All of which suggests that maybe this broad class of substances has some medical value. Researchers wanted to see if, given the apparent success in treating addiction, psychedelics might be useful in combating the opioid epidemic. Using data from the National Survey on Drug Use and Health collected from 2008 to 2013, they looked at 44,678 illicit opioid users. Those who'd also used psychedelics had a 27 percent reduced risk of opioid dependence in the past year and a 40 percent reduced risk of opioid abuse in the same time frame. Most other drugs showed just the opposite: an association with increased risk. (Interestingly, only marijuana had better numbers, with a 55 percent reduced risk.)

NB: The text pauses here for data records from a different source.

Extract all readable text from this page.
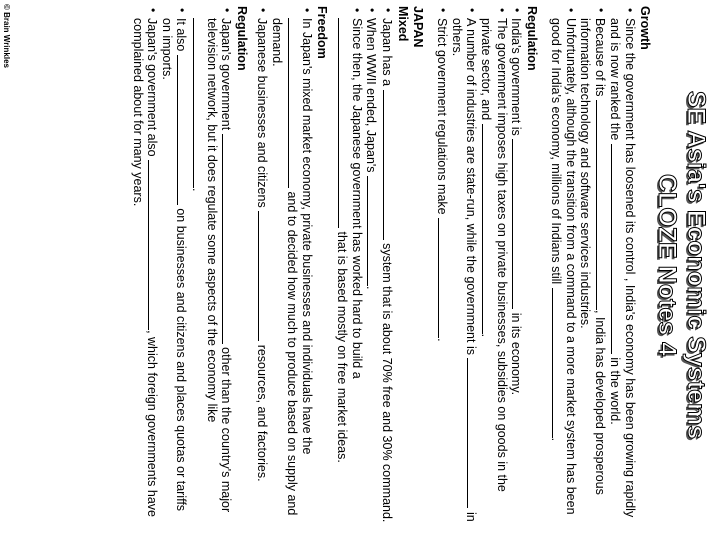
SE Asia's Economic Systems
CLOZE Notes 4
Growth
• Since the government has loosened its control , India's economy has been growing rapidly and is now ranked the  in the world.
• Because of its , India has developed prosperous information technology and software services industries.
• Unfortunately, although the transition from a command to a more market system has been good for India's economy, millions of Indians still .
Regulation
• India's government is  in its economy.
• The government imposes high taxes on private businesses, subsidies on goods in the private sector, and .
• A number of industries are state-run, while the government is  in others.
• Strict government regulations make .
JAPAN
Mixed
• Japan has a  system that is about 70% free and 30% command.
• When WWII ended, Japan's .
• Since then, the Japanese government has worked hard to build a  that is based mostly on free market ideas.
Freedom
• In Japan's mixed market economy, private businesses and individuals have the  and to decided how much to produce based on supply and demand.
• Japanese businesses and citizens  resources, and factories.
Regulation
• Japan's government  other than the country's major television network, but it does regulate some aspects of the economy like .
• It also  on businesses and citizens and places quotas or tariffs on imports.
• Japan's government also , which foreign governments have complained about for many years.
© Brain Wrinkles
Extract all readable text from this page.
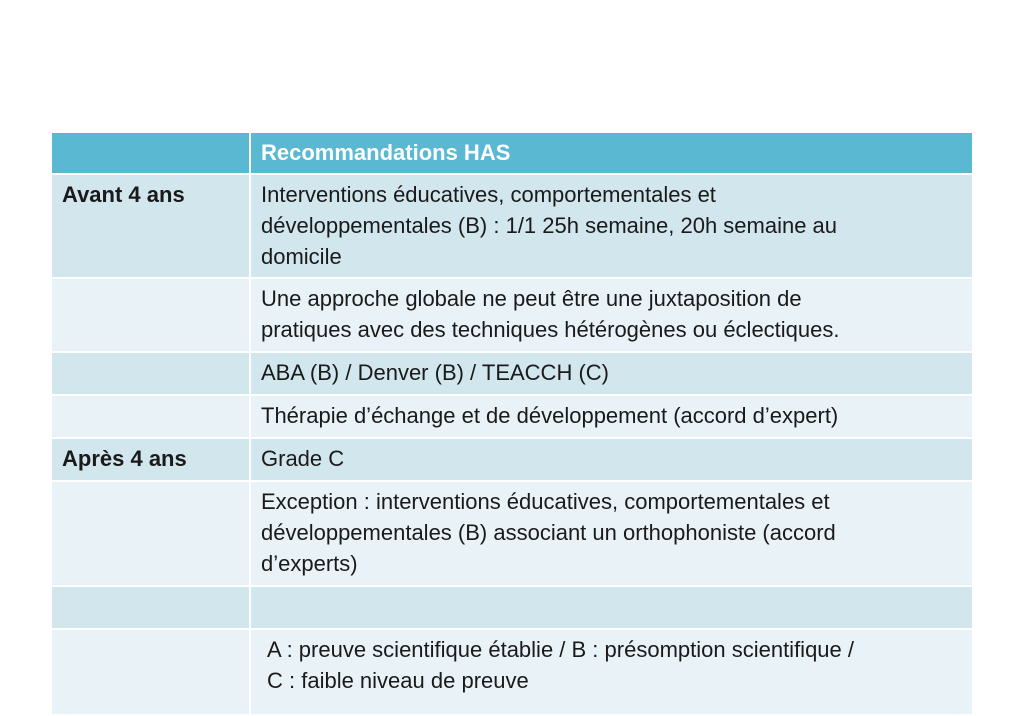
	Recommandations HAS
Avant 4 ans	Interventions éducatives, comportementales et
développementales (B) : 1/1 25h semaine, 20h semaine au
domicile

	Une approche globale ne peut être une juxtaposition de
pratiques avec des techniques hétérogènes ou éclectiques.

	ABA (B) / Denver (B) / TEACCH (C)

	Thérapie d’échange et de développement (accord d’expert)

Après 4 ans	Grade C

	Exception : interventions éducatives, comportementales et
développementales (B) associant un orthophoniste (accord
d’experts)

	A : preuve scientifique établie / B : présomption scientifique /
C : faible niveau de preuve
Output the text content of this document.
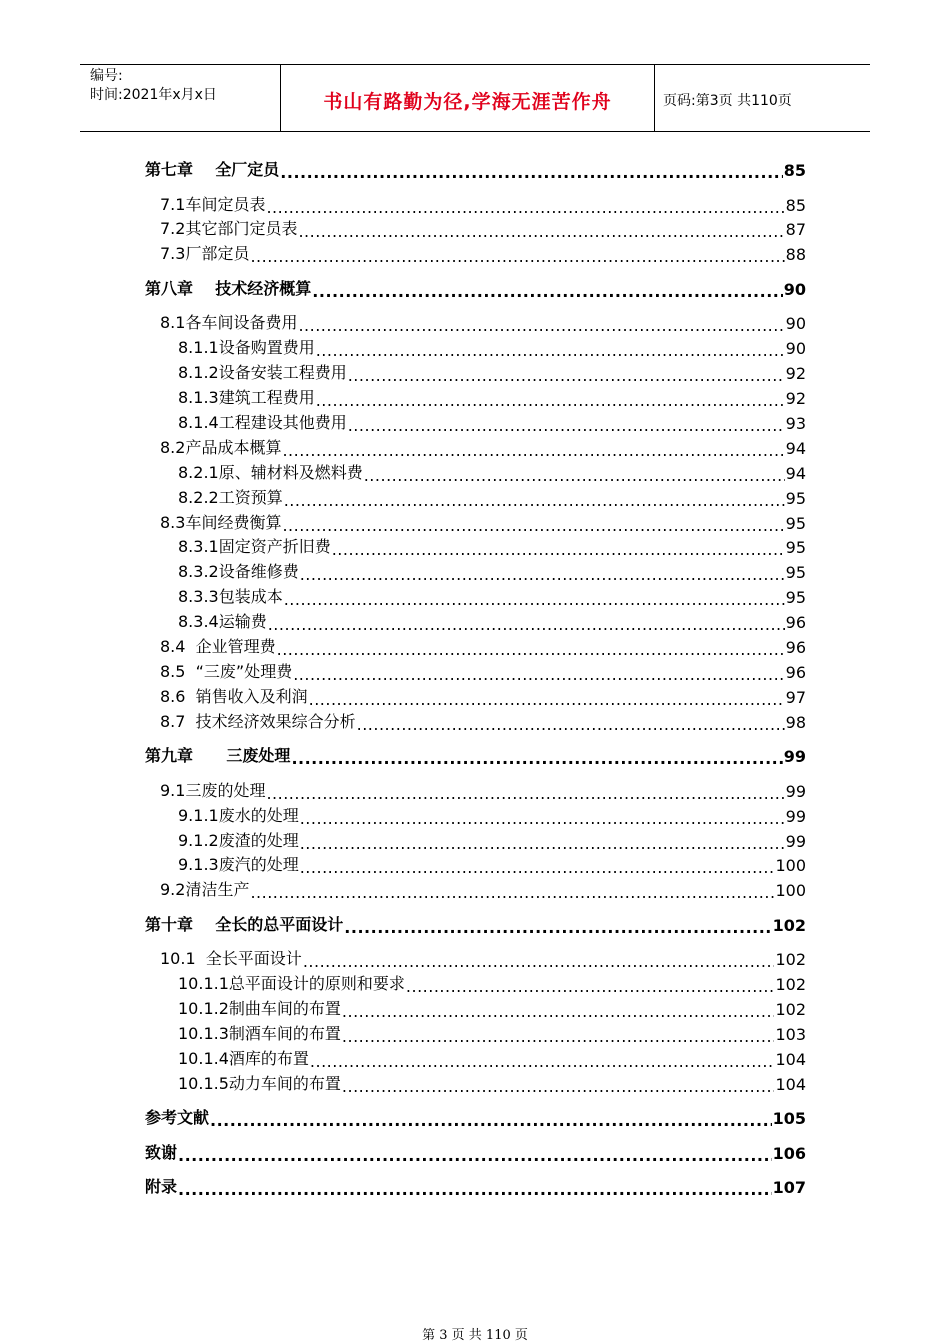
编号:
时间:2021年x月x日	书山有路勤为径,学海无涯苦作舟	页码:第3页 共110页
第七章    全厂定员 .....	85
7.1车间定员表 .....	85
7.2其它部门定员表 .....	87
7.3厂部定员 .....	88
第八章    技术经济概算 .....	90
8.1各车间设备费用 .....	90
8.1.1设备购置费用 .....	90
8.1.2设备安装工程费用 .....	92
8.1.3建筑工程费用 .....	92
8.1.4工程建设其他费用 .....	93
8.2产品成本概算 .....	94
8.2.1原、辅材料及燃料费 .....	94
8.2.2工资预算 .....	95
8.3车间经费衡算 .....	95
8.3.1固定资产折旧费 .....	95
8.3.2设备维修费 .....	95
8.3.3包装成本 .....	95
8.3.4运输费 .....	96
8.4  企业管理费 .....	96
8.5  “三废”处理费 .....	96
8.6  销售收入及利润 .....	97
8.7  技术经济效果综合分析 .....	98
第九章      三废处理 .....	99
9.1三废的处理 .....	99
9.1.1废水的处理 .....	99
9.1.2废渣的处理 .....	99
9.1.3废汽的处理 .....	100
9.2清洁生产 .....	100
第十章    全长的总平面设计 .....	102
10.1  全长平面设计 .....	102
10.1.1总平面设计的原则和要求 .....	102
10.1.2制曲车间的布置 .....	102
10.1.3制酒车间的布置 .....	103
10.1.4酒库的布置 .....	104
10.1.5动力车间的布置 .....	104
参考文献 .....	105
致谢 .....	106
附录 .....	107
第 3 页 共 110 页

These numbers are preliminary, drawn from self-reported data. They don't prove that psychedelics somehow prevented opioid addiction. And while the researchers tried to account for variables such as age, education, and sex, their results may obscure some other underlying factor. Right now, the data are suggestive, and one author points out that given the expense of running large scale trials and the legal burdens of working with Schedule I drugs, it may be some time before we know what they really mean.
Still, given what we already know about psychedelics, there's cause for optimism. "Magic mushrooms" may have yet more magic to offer us.